A Validation Schema is the formal data specification that defines the structure for an annotation.

When you add an annotation to a file—for example, by calling LocalFile.add_private_annotation() you must provide a schema_id (e.g., open/generic). DorsalHub uses this schema_id to validate your data against a named validation schema.

Note that annotation validation is optional (but recommended) for offline work; however to push any annotations to DorsalHub, they must conform to a named schema.

If your annotation does not match the rules in the specification (e.g., it's missing a required field or has an incorrect data type), the API will reject it.

This ensures all annotation data is reliable and correctly structured.

Open Validation Schemas

The Open Validation Schemas are a collection of schemas which are open to everyone. They adhere to the following principles:

  • Open Contribution: Any authenticated DorsalHub user is welcome to publish annotation records that validate against these schemas.
  • Community-Driven: We welcome contributions! You can visit the github repository to report any issues, propose new schemas or suggest improvements.
  • Stable & Versioned: Schemas are versioned, and changes are made carefully to ensure backward compatibility wherever possible.
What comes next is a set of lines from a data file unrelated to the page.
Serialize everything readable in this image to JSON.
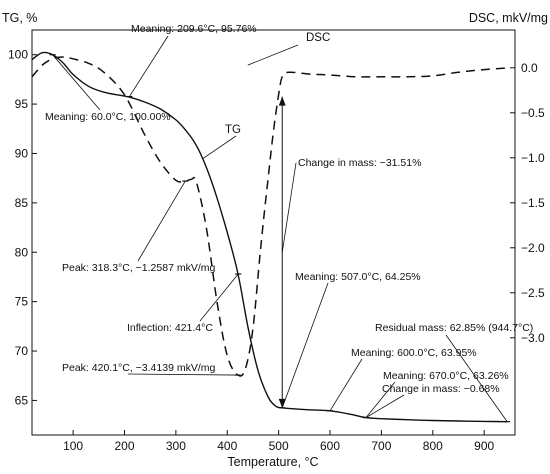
{
  "chart_data": {
    "type": "line",
    "xlabel": "Temperature, °C",
    "ylabel_left": "TG, %",
    "ylabel_right": "DSC, mkV/mg",
    "xlim": [
      20,
      960
    ],
    "ylim_left": [
      61.5,
      102.5
    ],
    "ylim_right": [
      -4.08,
      0.42
    ],
    "x_ticks": [
      100,
      200,
      300,
      400,
      500,
      600,
      700,
      800,
      900
    ],
    "y_left_ticks": [
      65,
      70,
      75,
      80,
      85,
      90,
      95,
      100
    ],
    "y_right_ticks": [
      0.0,
      -0.5,
      -1.0,
      -1.5,
      -2.0,
      -2.5,
      -3.0
    ],
    "y_right_tick_labels": [
      "0.0",
      "−0.5",
      "−1.0",
      "−1.5",
      "−2.0",
      "−2.5",
      "−3.0"
    ],
    "grid": false,
    "series": [
      {
        "name": "TG",
        "axis": "left",
        "style": "solid",
        "x": [
          20,
          40,
          60,
          80,
          100,
          130,
          160,
          190,
          210,
          240,
          270,
          300,
          320,
          340,
          360,
          380,
          400,
          421,
          440,
          460,
          480,
          495,
          507,
          530,
          560,
          600,
          640,
          670,
          700,
          750,
          800,
          850,
          900,
          945
        ],
        "y": [
          99.5,
          100.2,
          100.0,
          99.2,
          98.0,
          96.8,
          96.2,
          95.9,
          95.7,
          95.2,
          94.5,
          93.4,
          92.3,
          90.8,
          88.5,
          85.5,
          82.0,
          77.8,
          72.5,
          68.0,
          65.3,
          64.4,
          64.25,
          64.15,
          64.05,
          63.95,
          63.6,
          63.26,
          63.15,
          63.05,
          62.97,
          62.92,
          62.88,
          62.85
        ]
      },
      {
        "name": "DSC",
        "axis": "right",
        "style": "dashed",
        "x": [
          20,
          40,
          60,
          80,
          100,
          130,
          160,
          200,
          240,
          270,
          300,
          318,
          330,
          340,
          360,
          380,
          400,
          420,
          435,
          450,
          465,
          480,
          490,
          500,
          507,
          520,
          560,
          600,
          650,
          700,
          750,
          800,
          850,
          900,
          950
        ],
        "y": [
          -0.1,
          0.03,
          0.1,
          0.12,
          0.1,
          0.05,
          -0.05,
          -0.3,
          -0.75,
          -1.05,
          -1.25,
          -1.26,
          -1.24,
          -1.27,
          -1.8,
          -2.6,
          -3.2,
          -3.41,
          -3.35,
          -2.9,
          -2.0,
          -1.2,
          -0.7,
          -0.3,
          -0.1,
          -0.05,
          -0.07,
          -0.08,
          -0.1,
          -0.1,
          -0.1,
          -0.09,
          -0.05,
          -0.02,
          0.0
        ]
      }
    ],
    "labels": [
      {
        "id": "tg",
        "text": "TG"
      },
      {
        "id": "dsc",
        "text": "DSC"
      }
    ],
    "annotations": [
      {
        "id": "m209",
        "text": "Meaning: 209.6°C, 95.76%"
      },
      {
        "id": "m60",
        "text": "Meaning: 60.0°C, 100.00%"
      },
      {
        "id": "cm1",
        "text": "Change in mass: −31.51%"
      },
      {
        "id": "peak318",
        "text": "Peak: 318.3°C, −1.2587 mkV/mg"
      },
      {
        "id": "infl",
        "text": "Inflection: 421.4°C"
      },
      {
        "id": "m507",
        "text": "Meaning: 507.0°C, 64.25%"
      },
      {
        "id": "resid",
        "text": "Residual mass: 62.85% (944.7°C)"
      },
      {
        "id": "m600",
        "text": "Meaning: 600.0°C, 63.95%"
      },
      {
        "id": "m670",
        "text": "Meaning: 670.0°C, 63.26%"
      },
      {
        "id": "cm2",
        "text": "Change in mass: −0.68%"
      },
      {
        "id": "peak420",
        "text": "Peak: 420.1°C, −3.4139 mkV/mg"
      }
    ]
  }
}
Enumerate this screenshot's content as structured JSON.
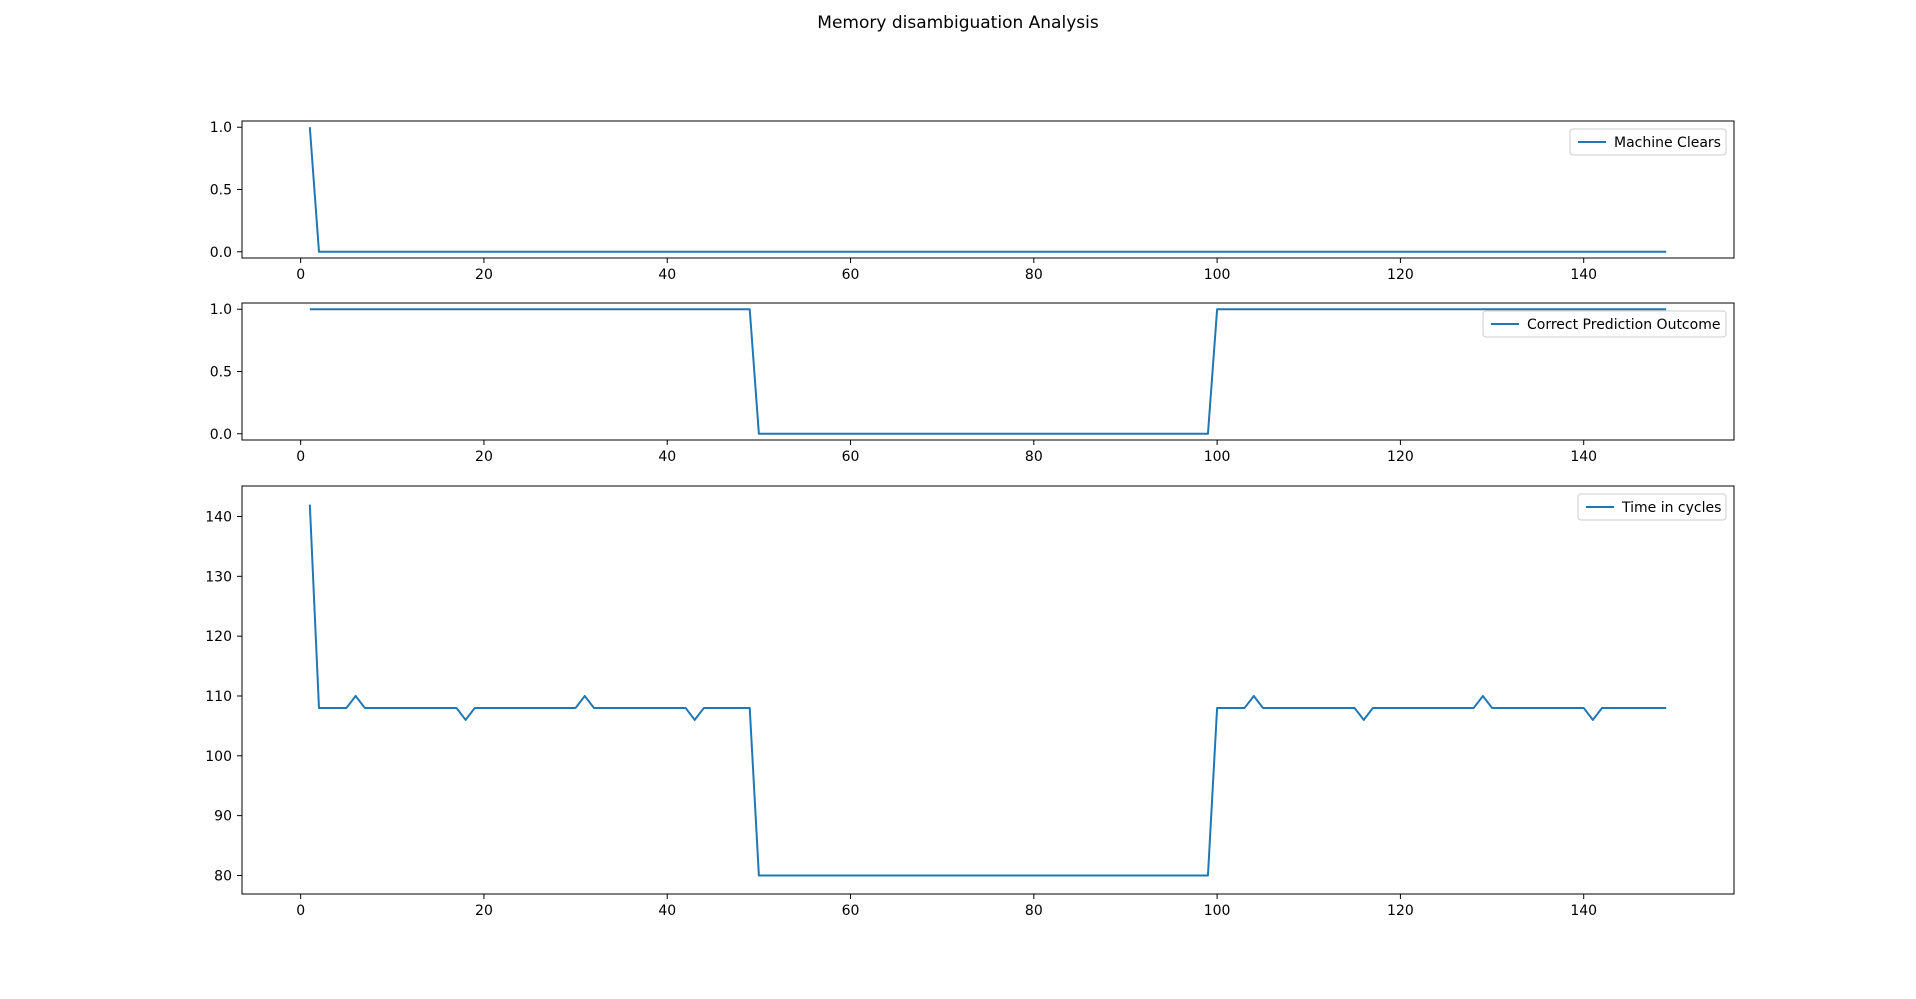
{
  "figure": {
    "title": "Memory disambiguation Analysis"
  },
  "chart_data": [
    {
      "type": "line",
      "title": "",
      "xlabel": "",
      "ylabel": "",
      "xlim": [
        -6.4,
        156.4
      ],
      "ylim": [
        -0.05,
        1.05
      ],
      "xticks": [
        0,
        20,
        40,
        60,
        80,
        100,
        120,
        140
      ],
      "yticks": [
        0.0,
        0.5,
        1.0
      ],
      "ytick_labels": [
        "0.0",
        "0.5",
        "1.0"
      ],
      "grid": false,
      "legend_position": "top-right",
      "series": [
        {
          "name": "Machine Clears",
          "color": "#1f77b4",
          "x": [
            1,
            2,
            149
          ],
          "y": [
            1,
            0,
            0
          ]
        }
      ]
    },
    {
      "type": "line",
      "title": "",
      "xlabel": "",
      "ylabel": "",
      "xlim": [
        -6.4,
        156.4
      ],
      "ylim": [
        -0.05,
        1.05
      ],
      "xticks": [
        0,
        20,
        40,
        60,
        80,
        100,
        120,
        140
      ],
      "yticks": [
        0.0,
        0.5,
        1.0
      ],
      "ytick_labels": [
        "0.0",
        "0.5",
        "1.0"
      ],
      "grid": false,
      "legend_position": "top-right",
      "series": [
        {
          "name": "Correct Prediction Outcome",
          "color": "#1f77b4",
          "x": [
            1,
            49,
            50,
            99,
            100,
            149
          ],
          "y": [
            1,
            1,
            0,
            0,
            1,
            1
          ]
        }
      ]
    },
    {
      "type": "line",
      "title": "",
      "xlabel": "",
      "ylabel": "",
      "xlim": [
        -6.4,
        156.4
      ],
      "ylim": [
        76.9,
        145.1
      ],
      "xticks": [
        0,
        20,
        40,
        60,
        80,
        100,
        120,
        140
      ],
      "yticks": [
        80,
        90,
        100,
        110,
        120,
        130,
        140
      ],
      "ytick_labels": [
        "80",
        "90",
        "100",
        "110",
        "120",
        "130",
        "140"
      ],
      "grid": false,
      "legend_position": "top-right",
      "series": [
        {
          "name": "Time in cycles",
          "color": "#1f77b4",
          "x": [
            1,
            2,
            5,
            6,
            7,
            17,
            18,
            19,
            30,
            31,
            32,
            42,
            43,
            44,
            49,
            50,
            99,
            100,
            103,
            104,
            105,
            115,
            116,
            117,
            128,
            129,
            130,
            140,
            141,
            142,
            149
          ],
          "y": [
            142,
            108,
            108,
            110,
            108,
            108,
            106,
            108,
            108,
            110,
            108,
            108,
            106,
            108,
            108,
            80,
            80,
            108,
            108,
            110,
            108,
            108,
            106,
            108,
            108,
            110,
            108,
            108,
            106,
            108,
            108
          ]
        }
      ]
    }
  ]
}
There are currently 9 schemas:

Schema Use case
open/audio-transcription Storing transcribed text with support for timed segments, speaker identification, and non-verbal events.
open/classification Applying labels to a file, with support for confidence scores, vocabularies, and score explanations.
open/document-extraction Storing extracted document layout data, including text blocks, lines, bounding boxes, and polygons.
open/embedding Storing feature vectors and identifying the algorithm used to generate them.
open/entity-extraction Storing extracted entities for NER or slot-filling, with support for vocabularies and geometric locations.
open/generic A flexible catch-all schema for storing flat, arbitrary key-value data.
open/geolocation For storing a strict GeoJSON Feature object (Point, Polygon, etc.) associated with a file.
open/llm-output For storing LLM prompts and responses, including generation parameters, provenance, and evaluation scores.
open/object-detection For identifying objects using boxes or polygons, with support for hierarchical relationships and vocabularies.

Private Organization Schemas

Membership in a DorsalHub Organization may access private schemas (e.g., my-company/invoice-data) that are only visible and usable by other members of the organization.